Cependant, nous demandons dès à présent que les pouvoirs publics s'engagent résolument dans le sens d'une réduction des émissions sonores et que la France rattrape son retard en la matière.

Les échéances de la réalisation de la cartographie stratégique du bruit sont d'ores et déjà inscrites à l'article 7 de ladite directive. Il en est de même, à l'article 8, pour les échéances relatives aux plans d'actions visant à gérer les effets du bruit, y compris, si nécessaire, la réduction du bruit autour de certains axes routiers et dans les agglomérations les plus importantes. Il ne s'agit pas de cumuler transposition tardive et violation des obligations secondaires imposées par la directive.

L'article 8, relatif à la transposition, complète la directive concernant la mise en décharge des déchets. Il soumet à une procédure simplifiée l'exploitation des installations de stockage de déchets inertes.

En effet, un régime d'autorisation est prévu, mais dans des conditions moins contraignantes que ce qui existe en matière d'installations classées.

Comme nous avons déjà eu l'occasion de le dire, nous ne sommes pas opposés par principe aux mesures allant dans le sens d'un allégement des procédures. Nous vous demandons cependant, madame la ministre, d'apporter des garanties sur le contrôle effectif et sur le suivi de ces installations, d'autant que les conditions de renouvellement de l'autorisation sont inconnues. Il s'agit d'éviter que ces décharges ne deviennent le lieu d'abus et que certains produits toxiques qui doivent être déposés dans des centres de stockage de classe 1, ce qui est onéreux, y soient illégalement entreposés.
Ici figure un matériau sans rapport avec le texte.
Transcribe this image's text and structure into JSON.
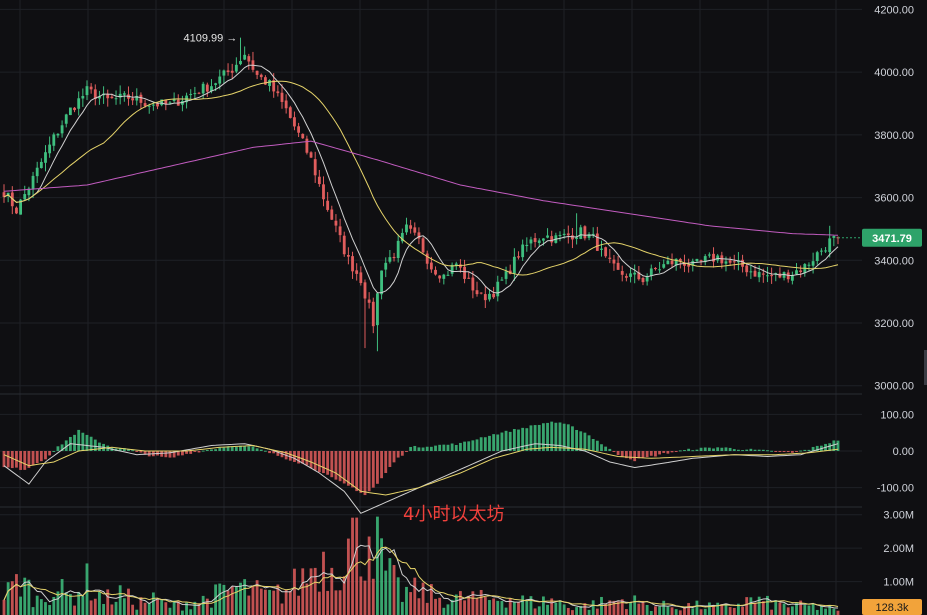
{
  "chart_data": {
    "type": "candlestick",
    "caption": "4小时以太坊",
    "colors": {
      "background": "#0f0f12",
      "grid": "#1f2126",
      "up": "#3fbf7f",
      "down": "#e05d5d",
      "ma_fast": "#d0d0d0",
      "ma_mid": "#e5d36a",
      "ma_slow": "#c25cc0",
      "price_tag": "#2ea36a",
      "volume_tag": "#f2a33a",
      "caption": "#f0413c"
    },
    "price_panel": {
      "ylim": [
        2980,
        4230
      ],
      "ticks": [
        "4200.00",
        "4000.00",
        "3800.00",
        "3600.00",
        "3400.00",
        "3200.00",
        "3000.00"
      ],
      "tick_values": [
        4200,
        4000,
        3800,
        3600,
        3400,
        3200,
        3000
      ],
      "high_marker": "4109.99",
      "high_marker_value": 4109.99,
      "last_price": "3471.79",
      "last_price_value": 3471.79,
      "close_anchors": [
        [
          0,
          3620
        ],
        [
          3,
          3560
        ],
        [
          7,
          3660
        ],
        [
          12,
          3790
        ],
        [
          16,
          3880
        ],
        [
          20,
          3940
        ],
        [
          25,
          3910
        ],
        [
          30,
          3920
        ],
        [
          35,
          3900
        ],
        [
          40,
          3895
        ],
        [
          45,
          3930
        ],
        [
          50,
          3960
        ],
        [
          55,
          4010
        ],
        [
          58,
          4060
        ],
        [
          61,
          3990
        ],
        [
          64,
          3960
        ],
        [
          68,
          3880
        ],
        [
          71,
          3800
        ],
        [
          74,
          3720
        ],
        [
          77,
          3600
        ],
        [
          80,
          3500
        ],
        [
          83,
          3400
        ],
        [
          86,
          3340
        ],
        [
          89,
          3200
        ],
        [
          91,
          3380
        ],
        [
          94,
          3420
        ],
        [
          97,
          3500
        ],
        [
          100,
          3460
        ],
        [
          103,
          3380
        ],
        [
          106,
          3350
        ],
        [
          109,
          3390
        ],
        [
          112,
          3330
        ],
        [
          115,
          3280
        ],
        [
          118,
          3300
        ],
        [
          121,
          3350
        ],
        [
          124,
          3420
        ],
        [
          127,
          3460
        ],
        [
          130,
          3480
        ],
        [
          133,
          3470
        ],
        [
          136,
          3480
        ],
        [
          139,
          3490
        ],
        [
          142,
          3470
        ],
        [
          145,
          3400
        ],
        [
          148,
          3360
        ],
        [
          151,
          3350
        ],
        [
          154,
          3340
        ],
        [
          157,
          3370
        ],
        [
          160,
          3390
        ],
        [
          163,
          3400
        ],
        [
          166,
          3380
        ],
        [
          169,
          3400
        ],
        [
          172,
          3410
        ],
        [
          175,
          3390
        ],
        [
          178,
          3380
        ],
        [
          181,
          3360
        ],
        [
          184,
          3350
        ],
        [
          187,
          3350
        ],
        [
          190,
          3360
        ],
        [
          193,
          3380
        ],
        [
          196,
          3420
        ],
        [
          199,
          3460
        ],
        [
          201,
          3471.79
        ]
      ],
      "spikes": [
        {
          "i": 57,
          "high": 4109.99
        },
        {
          "i": 87,
          "low": 3120
        },
        {
          "i": 90,
          "low": 3110
        },
        {
          "i": 138,
          "high": 3550
        },
        {
          "i": 199,
          "high": 3510
        }
      ],
      "ma_slow_anchors": [
        [
          0,
          3620
        ],
        [
          20,
          3640
        ],
        [
          40,
          3700
        ],
        [
          60,
          3760
        ],
        [
          74,
          3780
        ],
        [
          90,
          3720
        ],
        [
          110,
          3640
        ],
        [
          130,
          3590
        ],
        [
          150,
          3550
        ],
        [
          170,
          3510
        ],
        [
          190,
          3485
        ],
        [
          201,
          3480
        ]
      ]
    },
    "macd_panel": {
      "ylim": [
        -150,
        150
      ],
      "ticks": [
        "100.00",
        "0.00",
        "-100.00"
      ],
      "tick_values": [
        100,
        0,
        -100
      ],
      "hist_anchors": [
        [
          0,
          -45
        ],
        [
          5,
          -50
        ],
        [
          10,
          -20
        ],
        [
          14,
          20
        ],
        [
          18,
          55
        ],
        [
          22,
          30
        ],
        [
          26,
          10
        ],
        [
          30,
          5
        ],
        [
          34,
          -10
        ],
        [
          40,
          -20
        ],
        [
          45,
          -5
        ],
        [
          50,
          5
        ],
        [
          55,
          15
        ],
        [
          60,
          10
        ],
        [
          64,
          -5
        ],
        [
          68,
          -20
        ],
        [
          72,
          -35
        ],
        [
          76,
          -55
        ],
        [
          80,
          -80
        ],
        [
          84,
          -100
        ],
        [
          87,
          -120
        ],
        [
          90,
          -90
        ],
        [
          94,
          -30
        ],
        [
          98,
          10
        ],
        [
          104,
          15
        ],
        [
          110,
          20
        ],
        [
          116,
          40
        ],
        [
          122,
          55
        ],
        [
          128,
          70
        ],
        [
          132,
          80
        ],
        [
          136,
          70
        ],
        [
          140,
          50
        ],
        [
          144,
          20
        ],
        [
          148,
          -10
        ],
        [
          152,
          -25
        ],
        [
          156,
          -15
        ],
        [
          160,
          -5
        ],
        [
          166,
          5
        ],
        [
          172,
          10
        ],
        [
          178,
          5
        ],
        [
          184,
          0
        ],
        [
          190,
          -5
        ],
        [
          194,
          5
        ],
        [
          198,
          20
        ],
        [
          201,
          30
        ]
      ],
      "dif_anchors": [
        [
          0,
          -40
        ],
        [
          6,
          -90
        ],
        [
          10,
          -30
        ],
        [
          16,
          20
        ],
        [
          24,
          10
        ],
        [
          32,
          -10
        ],
        [
          40,
          -5
        ],
        [
          50,
          15
        ],
        [
          58,
          20
        ],
        [
          64,
          5
        ],
        [
          70,
          -20
        ],
        [
          76,
          -60
        ],
        [
          82,
          -110
        ],
        [
          86,
          -170
        ],
        [
          90,
          -150
        ],
        [
          96,
          -120
        ],
        [
          104,
          -80
        ],
        [
          112,
          -40
        ],
        [
          120,
          0
        ],
        [
          128,
          20
        ],
        [
          134,
          15
        ],
        [
          140,
          0
        ],
        [
          146,
          -30
        ],
        [
          152,
          -45
        ],
        [
          158,
          -35
        ],
        [
          166,
          -20
        ],
        [
          176,
          -10
        ],
        [
          184,
          -15
        ],
        [
          192,
          -10
        ],
        [
          201,
          20
        ]
      ],
      "dea_anchors": [
        [
          0,
          -10
        ],
        [
          6,
          -40
        ],
        [
          12,
          -30
        ],
        [
          18,
          0
        ],
        [
          26,
          10
        ],
        [
          34,
          0
        ],
        [
          44,
          0
        ],
        [
          52,
          10
        ],
        [
          60,
          15
        ],
        [
          68,
          -5
        ],
        [
          74,
          -30
        ],
        [
          80,
          -60
        ],
        [
          86,
          -110
        ],
        [
          92,
          -120
        ],
        [
          100,
          -100
        ],
        [
          110,
          -60
        ],
        [
          118,
          -20
        ],
        [
          126,
          5
        ],
        [
          132,
          10
        ],
        [
          140,
          5
        ],
        [
          148,
          -15
        ],
        [
          156,
          -20
        ],
        [
          166,
          -15
        ],
        [
          176,
          -10
        ],
        [
          186,
          -10
        ],
        [
          194,
          -5
        ],
        [
          201,
          5
        ]
      ]
    },
    "volume_panel": {
      "ylim": [
        0,
        3200000
      ],
      "ticks": [
        "3.00M",
        "2.00M",
        "1.00M"
      ],
      "tick_values": [
        3000000,
        2000000,
        1000000
      ],
      "last_volume": "128.3k",
      "last_volume_value": 128300,
      "vol_anchors": [
        [
          0,
          0.6
        ],
        [
          4,
          1.2
        ],
        [
          8,
          0.5
        ],
        [
          12,
          0.9
        ],
        [
          16,
          0.6
        ],
        [
          20,
          1.1
        ],
        [
          24,
          0.5
        ],
        [
          28,
          0.7
        ],
        [
          32,
          0.4
        ],
        [
          36,
          0.5
        ],
        [
          40,
          0.3
        ],
        [
          44,
          0.4
        ],
        [
          48,
          0.5
        ],
        [
          52,
          0.7
        ],
        [
          56,
          0.9
        ],
        [
          60,
          0.8
        ],
        [
          64,
          0.6
        ],
        [
          68,
          0.8
        ],
        [
          72,
          1.2
        ],
        [
          76,
          1.8
        ],
        [
          80,
          1.6
        ],
        [
          84,
          2.6
        ],
        [
          86,
          2.0
        ],
        [
          88,
          3.0
        ],
        [
          90,
          2.2
        ],
        [
          92,
          1.4
        ],
        [
          96,
          0.7
        ],
        [
          100,
          0.8
        ],
        [
          104,
          0.6
        ],
        [
          108,
          0.5
        ],
        [
          112,
          0.6
        ],
        [
          116,
          0.5
        ],
        [
          120,
          0.6
        ],
        [
          124,
          0.5
        ],
        [
          128,
          0.4
        ],
        [
          132,
          0.5
        ],
        [
          136,
          0.3
        ],
        [
          140,
          0.3
        ],
        [
          144,
          0.4
        ],
        [
          150,
          0.5
        ],
        [
          156,
          0.3
        ],
        [
          162,
          0.3
        ],
        [
          168,
          0.3
        ],
        [
          174,
          0.25
        ],
        [
          180,
          0.5
        ],
        [
          186,
          0.35
        ],
        [
          192,
          0.3
        ],
        [
          198,
          0.25
        ],
        [
          201,
          0.13
        ]
      ]
    }
  }
}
C'est pourquoi je souhaite qu'un contrôle rigoureux soit effectué, même si l'autorisation initiale est simplifiée.

Enfin, l'article 9 anticipe un retard potentiel dans la transposition de la directive établissant un système d'échange de quotas d'émission de gaz à effet de serre dans la communauté, au titre du protocole de Kyoto.

Tout d'abord, je tiens à exprimer ma désapprobation sur la méthode employée par le Gouvernement qui a déposé, en dernière minute, un amendement devant l'Assemblée nationale. Ainsi, je rejoins les critiques formulées par mon collègue et ami le député André Chassaigne. Il a finalement voté contre ce texte pour protester contre ce qui est au mieux une improvisation, au pire une volonté d'éluder les questions quant aux objectifs qui sont recherchés. En effet, ces questions méritaient un véritable débat : il y a urgence !

Sur le fond, les sénateurs du groupe communiste, républicain et citoyen se sont opposés, dès la loi d'orientation sur l'énergie, à l'idée d'une bourse d'échange des quotas. Pouvoir acheter un droit à polluer renvoie à des dynamiques bien connues où les plus riches sortent gagnants, l'exemplarité et la vertu pour les plus pauvres, les bénéfices pour les plus riches. Nous avons déjà vu cela quelque part...

Par ailleurs, il y aurait à redire sur la générosité du Gouvernement qui a émis un nombre important de quotas limitant ainsi les efforts des pollueurs !

Enfin, je ne veux pas terminer sans souligner les contradictions d'une politique des transports favorisant à la fois la route et la lutte contre les émissions de gaz à effet de serre. Afin d'éviter les coûts de réparation, qui sont gigantesques, nous demandons que la France se décide à mettre en oeuvre des politiques compatibles avec un développement durable et solidaire.

En conclusion, madame la ministre, sachez que je rejoins les observations de M. le rapporteur sur les méthodes de travail du Parlement et que je partage son souhait que les questions environnementales soient mieux prises en compte.